SENIOR police officers, and the Scottish Under-Secretary of State, Norman Buchan, had urged Easterhouse residents to keep clear of a local stretch of vacant ground between 7pm and 8pm that Saturday, July 13, 1968. Mr Buchan said this was in order “to give disarmament a chance.”

The idea of a weapons amnesty for the gangs of Easterhouse had come from a visit to the area three days earlier by the entertainer Frankie Vaughan. He met gang leaders on their home turf, having told the Evening Times that “I feel I can do some good because the boys like and respect me and know I am not just a do-gooder.”

On the Saturday morning, youths who were leaving on holiday deposited a cache of weapons with a social worker who was the link man between Vaughan and the gangs. The weapons included three 12-inch daggers and a hatchet.

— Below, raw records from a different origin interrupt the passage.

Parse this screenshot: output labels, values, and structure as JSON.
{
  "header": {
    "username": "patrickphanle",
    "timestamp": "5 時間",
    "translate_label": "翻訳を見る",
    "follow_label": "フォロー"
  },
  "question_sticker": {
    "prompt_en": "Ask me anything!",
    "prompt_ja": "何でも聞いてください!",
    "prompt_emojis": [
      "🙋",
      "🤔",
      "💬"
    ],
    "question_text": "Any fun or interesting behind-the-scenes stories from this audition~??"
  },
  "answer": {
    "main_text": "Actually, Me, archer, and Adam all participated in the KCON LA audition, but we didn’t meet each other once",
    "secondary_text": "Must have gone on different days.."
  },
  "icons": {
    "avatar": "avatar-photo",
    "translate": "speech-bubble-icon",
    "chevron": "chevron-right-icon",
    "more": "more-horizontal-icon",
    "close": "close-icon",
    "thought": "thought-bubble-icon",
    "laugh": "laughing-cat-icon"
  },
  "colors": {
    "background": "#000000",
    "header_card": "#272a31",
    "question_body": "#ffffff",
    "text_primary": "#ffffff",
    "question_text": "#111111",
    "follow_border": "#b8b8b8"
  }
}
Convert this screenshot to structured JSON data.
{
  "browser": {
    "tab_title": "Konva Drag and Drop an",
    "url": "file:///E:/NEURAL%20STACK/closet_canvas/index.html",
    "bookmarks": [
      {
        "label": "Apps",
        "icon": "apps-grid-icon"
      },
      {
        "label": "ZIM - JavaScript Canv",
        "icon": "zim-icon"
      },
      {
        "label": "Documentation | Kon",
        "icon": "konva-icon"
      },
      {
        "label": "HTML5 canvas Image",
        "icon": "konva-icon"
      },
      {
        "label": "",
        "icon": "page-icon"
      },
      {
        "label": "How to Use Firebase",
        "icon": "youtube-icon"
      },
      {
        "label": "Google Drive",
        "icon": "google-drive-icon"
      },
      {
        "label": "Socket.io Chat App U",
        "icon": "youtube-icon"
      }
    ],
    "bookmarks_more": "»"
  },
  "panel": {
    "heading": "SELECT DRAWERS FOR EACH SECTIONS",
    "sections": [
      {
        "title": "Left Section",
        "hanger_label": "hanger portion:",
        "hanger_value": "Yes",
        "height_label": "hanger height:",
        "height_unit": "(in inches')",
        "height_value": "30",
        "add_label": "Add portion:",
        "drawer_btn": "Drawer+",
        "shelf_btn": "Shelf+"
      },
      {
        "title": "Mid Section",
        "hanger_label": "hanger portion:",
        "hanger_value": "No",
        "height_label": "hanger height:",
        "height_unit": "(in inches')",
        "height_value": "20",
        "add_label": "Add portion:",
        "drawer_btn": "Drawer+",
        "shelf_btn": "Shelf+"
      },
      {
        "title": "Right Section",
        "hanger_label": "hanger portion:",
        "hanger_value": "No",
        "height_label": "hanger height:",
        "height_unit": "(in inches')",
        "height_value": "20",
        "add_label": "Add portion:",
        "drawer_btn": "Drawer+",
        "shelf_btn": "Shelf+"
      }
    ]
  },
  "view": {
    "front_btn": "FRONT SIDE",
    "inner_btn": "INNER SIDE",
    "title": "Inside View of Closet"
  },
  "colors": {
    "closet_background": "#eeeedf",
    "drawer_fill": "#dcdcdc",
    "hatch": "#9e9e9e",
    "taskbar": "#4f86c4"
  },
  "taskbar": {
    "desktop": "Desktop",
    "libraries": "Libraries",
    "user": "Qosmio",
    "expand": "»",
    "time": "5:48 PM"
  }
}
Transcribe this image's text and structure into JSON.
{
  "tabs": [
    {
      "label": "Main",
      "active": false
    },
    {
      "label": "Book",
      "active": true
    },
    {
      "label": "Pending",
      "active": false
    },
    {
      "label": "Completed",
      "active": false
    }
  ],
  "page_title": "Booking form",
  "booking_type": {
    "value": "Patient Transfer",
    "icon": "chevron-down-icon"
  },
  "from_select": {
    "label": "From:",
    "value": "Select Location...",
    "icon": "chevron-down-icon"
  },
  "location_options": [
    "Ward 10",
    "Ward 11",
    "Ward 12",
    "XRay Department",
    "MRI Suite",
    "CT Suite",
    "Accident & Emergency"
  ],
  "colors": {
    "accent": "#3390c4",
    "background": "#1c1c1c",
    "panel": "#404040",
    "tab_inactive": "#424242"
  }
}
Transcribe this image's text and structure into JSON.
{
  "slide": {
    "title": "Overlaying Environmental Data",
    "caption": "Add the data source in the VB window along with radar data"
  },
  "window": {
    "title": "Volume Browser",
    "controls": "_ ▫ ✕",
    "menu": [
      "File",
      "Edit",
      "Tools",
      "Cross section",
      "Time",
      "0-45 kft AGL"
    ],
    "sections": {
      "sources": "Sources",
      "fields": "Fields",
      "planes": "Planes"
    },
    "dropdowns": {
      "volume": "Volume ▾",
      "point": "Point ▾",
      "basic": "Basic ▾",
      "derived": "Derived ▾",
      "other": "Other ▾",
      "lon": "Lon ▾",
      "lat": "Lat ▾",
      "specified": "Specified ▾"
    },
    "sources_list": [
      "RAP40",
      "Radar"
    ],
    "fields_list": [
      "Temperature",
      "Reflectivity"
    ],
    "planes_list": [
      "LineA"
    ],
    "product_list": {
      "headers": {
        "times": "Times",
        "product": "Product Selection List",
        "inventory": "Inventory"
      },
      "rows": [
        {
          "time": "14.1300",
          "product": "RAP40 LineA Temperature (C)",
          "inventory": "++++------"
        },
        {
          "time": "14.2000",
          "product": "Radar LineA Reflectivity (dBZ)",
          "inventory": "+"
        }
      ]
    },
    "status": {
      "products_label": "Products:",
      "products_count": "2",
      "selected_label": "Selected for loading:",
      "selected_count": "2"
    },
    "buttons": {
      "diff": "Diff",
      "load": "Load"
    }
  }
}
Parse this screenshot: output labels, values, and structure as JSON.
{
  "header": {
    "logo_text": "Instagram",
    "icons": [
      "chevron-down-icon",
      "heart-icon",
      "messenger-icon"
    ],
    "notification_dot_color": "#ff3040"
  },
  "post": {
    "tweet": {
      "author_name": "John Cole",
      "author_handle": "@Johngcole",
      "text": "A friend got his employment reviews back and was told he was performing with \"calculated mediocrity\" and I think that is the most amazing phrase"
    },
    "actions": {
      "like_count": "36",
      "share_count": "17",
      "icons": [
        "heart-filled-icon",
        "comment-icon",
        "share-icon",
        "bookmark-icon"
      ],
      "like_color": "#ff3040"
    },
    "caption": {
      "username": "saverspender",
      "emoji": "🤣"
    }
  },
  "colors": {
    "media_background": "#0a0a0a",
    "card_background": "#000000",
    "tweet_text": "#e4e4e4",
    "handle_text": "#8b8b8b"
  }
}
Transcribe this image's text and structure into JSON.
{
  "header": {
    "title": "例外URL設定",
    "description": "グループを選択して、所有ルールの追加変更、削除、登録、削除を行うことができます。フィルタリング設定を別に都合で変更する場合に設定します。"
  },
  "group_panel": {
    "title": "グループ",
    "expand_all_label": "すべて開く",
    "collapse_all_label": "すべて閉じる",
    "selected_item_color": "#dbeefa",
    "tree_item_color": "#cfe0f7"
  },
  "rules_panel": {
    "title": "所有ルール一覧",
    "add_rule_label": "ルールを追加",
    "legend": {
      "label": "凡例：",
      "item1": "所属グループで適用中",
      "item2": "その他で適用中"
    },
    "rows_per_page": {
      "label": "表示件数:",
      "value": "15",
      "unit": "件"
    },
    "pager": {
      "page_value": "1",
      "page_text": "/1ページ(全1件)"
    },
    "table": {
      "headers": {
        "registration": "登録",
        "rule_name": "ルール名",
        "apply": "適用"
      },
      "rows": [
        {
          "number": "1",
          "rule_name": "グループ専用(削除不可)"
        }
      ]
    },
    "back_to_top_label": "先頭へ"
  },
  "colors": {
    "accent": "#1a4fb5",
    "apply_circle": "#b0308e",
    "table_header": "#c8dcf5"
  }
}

Three binfuls of weapons were handed in at the amnesty (right). The Evening Times acknowledged it was at least a start, and that work could now begin on phase two of the plan, the building of a ‘gang hut’ centre in Easterhouse. Hugh Brown, Labour MP for Pollok, who witnessed the amnesty, said he believed it had achieved a real breakthrough, and would be giving Mr Buchan a report.

Read more: Herald Diary

The amnesty and Mr Vaughan’s high-profile visit were a welcome respite from the area’s reputation for gang violence. Indeed, the singer’s intervention, and heavier sentences handed down at the High Court in Glasgow, were said to have contributed to the quietest opening weekend of the Glasgow Fair that city police could remember.

Later in the month, four local gang leaders went to Blackpool for a successful ‘peace conference’ with Vaughan.